All of us were wrathy, but you should have seen Lucy! Tears of anger came into his eyes as he started up. “I’ll go at once and tell the captain!” Reardon clutched him. “No,” said the good fellow. “I hadn’t a chance to qualify. It’s perfectly true. Loretta told me so.”
“Loretta told you so!” echoed David. He was quite white and shaking at this instance of adding insult to injury. “By God!”
He was for going at once and complaining, but Reardon wouldn’t let him. “Then,” said David, “wait till the hike. If you don’t get even with him then, I will!”
I wouldn’t tell this story to David’s mother. She might think her son too sympathetic with an “outsider.”
The fellows have been in the habit of cooing at Loretta as he passes their tents. His pet name precedes him down the street, the coos come from the shadowed interiors. It has been meant harmlessly. But this story of Reardon has spread rapidly, and I thought I detected a snarl in the cooing when Loretta just went by. There is something in David’s threat. Wait till the hike!
This afternoon we had our usual drill and calisthenics, after which I went swimming in the lake, as I do daily, though under certain difficulties. The beach is very stony and bruises the feet, and the piers that have been built at our two bathing places are quite inadequate, both as accommodating too few men at a time, and next as not going out into deep water. Perhaps early in the summer the water at the ends may be up to one’s shoulders, but now it is scarcely above the waist, and none but the cleverest and most venturesome dare to dive. So many would like the diving that it is a pity that a little money can’t be expended here. However, the water is fine, even if it is now getting so cold that some of the men are giving up their swim. We often have surf here, when the southeast wind quarters across the bay all the way from Burlington, and then the fun is notable.
The scene at the foot of the pier particularly struck me today, after the men were out. There were nearly a hundred of them in a rather narrow compass, so close to each other, on the boulders of the beach, that they reminded me of the pictures one sees of big birds in their colonies. The men were naked, and every one in active motion, rubbing down. The sight of so much brown and pink skin, of so many moving bodies and arms and legs, was most peculiar and amusing.
The list of company officers has been published. Two of our best sergeants becoming lieutenants, other sergeants have been named, and the list of corporals and sub-squad-leaders has been fixed.
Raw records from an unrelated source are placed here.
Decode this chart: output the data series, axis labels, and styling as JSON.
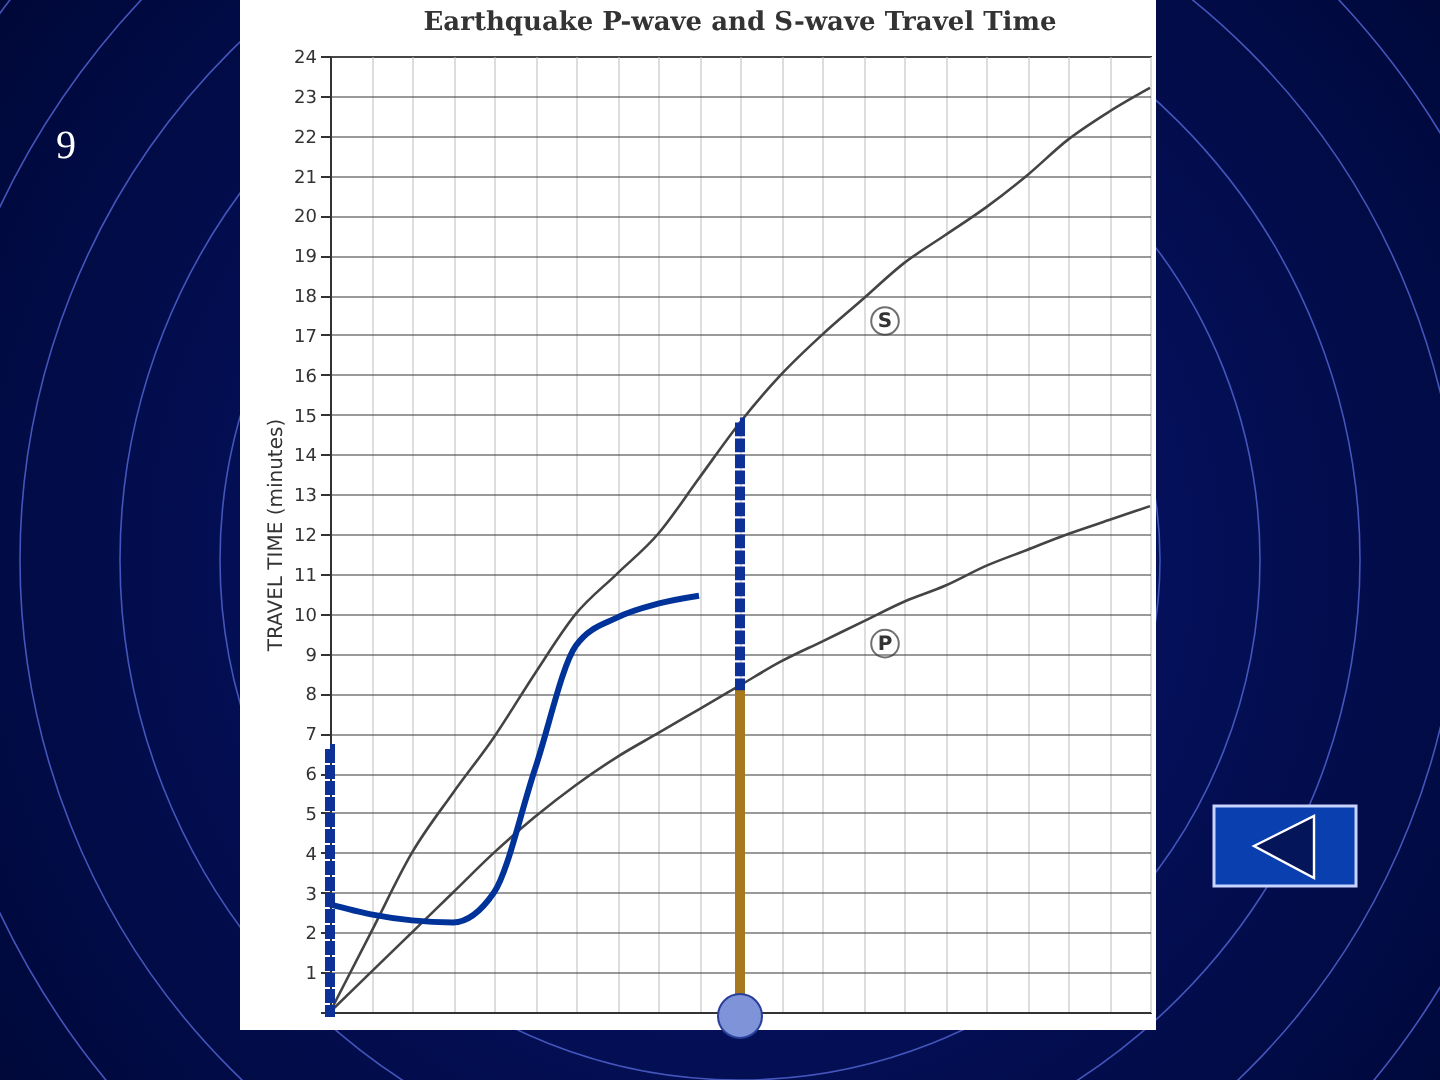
{
  "chart_data": {
    "type": "line",
    "title": "Earthquake P-wave and S-wave Travel Time",
    "ylabel": "TRAVEL TIME (minutes)",
    "annotations": [
      "9"
    ],
    "categories": [
      null,
      null,
      null,
      null,
      null,
      null,
      null,
      null,
      null,
      null,
      null,
      null,
      null,
      null,
      null,
      null,
      null,
      null,
      null,
      null,
      null
    ],
    "series": [
      {
        "name": "S",
        "color": "#444444",
        "values": [
          0,
          2.0,
          4.0,
          5.5,
          6.9,
          8.5,
          10.0,
          11.0,
          12.0,
          13.4,
          14.8,
          16.0,
          17.0,
          17.9,
          18.8,
          19.5,
          20.2,
          21.0,
          21.9,
          22.6,
          23.2
        ]
      },
      {
        "name": "P",
        "color": "#444444",
        "values": [
          0,
          1.0,
          2.0,
          3.0,
          4.0,
          4.9,
          5.7,
          6.4,
          7.0,
          7.6,
          8.2,
          8.8,
          9.3,
          9.8,
          10.3,
          10.7,
          11.2,
          11.6,
          12.0,
          12.35,
          12.7
        ]
      },
      {
        "color": "#003399",
        "values": [
          2.7,
          2.45,
          2.3,
          2.25,
          3.0,
          6.1,
          9.2,
          9.9,
          10.25,
          10.45,
          null,
          null,
          null,
          null,
          null,
          null,
          null,
          null,
          null,
          null,
          null
        ]
      },
      {
        "type": "bar",
        "color": "#a8781e",
        "line_style": "solid",
        "values": [
          null,
          null,
          null,
          null,
          null,
          null,
          null,
          null,
          null,
          null,
          8.2,
          null,
          null,
          null,
          null,
          null,
          null,
          null,
          null,
          null,
          null
        ],
        "base": [
          null,
          null,
          null,
          null,
          null,
          null,
          null,
          null,
          null,
          null,
          0,
          null,
          null,
          null,
          null,
          null,
          null,
          null,
          null,
          null,
          null
        ]
      },
      {
        "type": "bar",
        "color": "#0d3196",
        "line_style": "dotted",
        "values": [
          6.6,
          null,
          null,
          null,
          null,
          null,
          null,
          null,
          null,
          null,
          6.6,
          null,
          null,
          null,
          null,
          null,
          null,
          null,
          null,
          null,
          null
        ],
        "base": [
          0,
          null,
          null,
          null,
          null,
          null,
          null,
          null,
          null,
          null,
          8.2,
          null,
          null,
          null,
          null,
          null,
          null,
          null,
          null,
          null,
          null
        ]
      }
    ],
    "ylim": [
      0,
      24
    ],
    "yticks": [
      {
        "value": 0,
        "label": null
      },
      1,
      2,
      3,
      4,
      5,
      6,
      7,
      8,
      9,
      10,
      11,
      12,
      13,
      14,
      15,
      16,
      17,
      18,
      19,
      20,
      21,
      22,
      23,
      24
    ],
    "tick_labels": "y",
    "grid": true
  }
}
In our squad Bannister and Reardon stand as before. Ban quietly told us that he was glad to get the appointment. “I had my eye on you,” he said to Knudsen, “and on you,” to me. “This will please my old father: he was a corporal in the Civil War.” And good Ban forgot us as he thought of the satisfaction of the old man at home.
Tonight at conference we were given definite details of the scheme for reimbursing us for our travelling expenses and our mess. The government will repay those who take the oath of allegiance—and everyone is hunting for the nigger in the woodpile. There is so general a sentiment that the War Department tricked the militia into taking the oath of six years’ service before starting for Texas, that none of us cares to be caught promising too much. But I feel that the form of oath, which was read aloud tonight, is pretty straightforward. We enlist only for the period of the camp, and for instruction only. I shall take the oath. If before the period is over the government takes us away for service anywhere, I suppose there will be an emergency to justify it.
We were also given additional facts regarding the hike. Having so small a regiment, yet having the baggage train of the large August camp, we are to go on the longest hike yet, eleven days on the road and in the field, ten nights in the pup-tents. We are sorting our belongings to take or to leave, and David is wondering how he can carry all his exquisite appointments.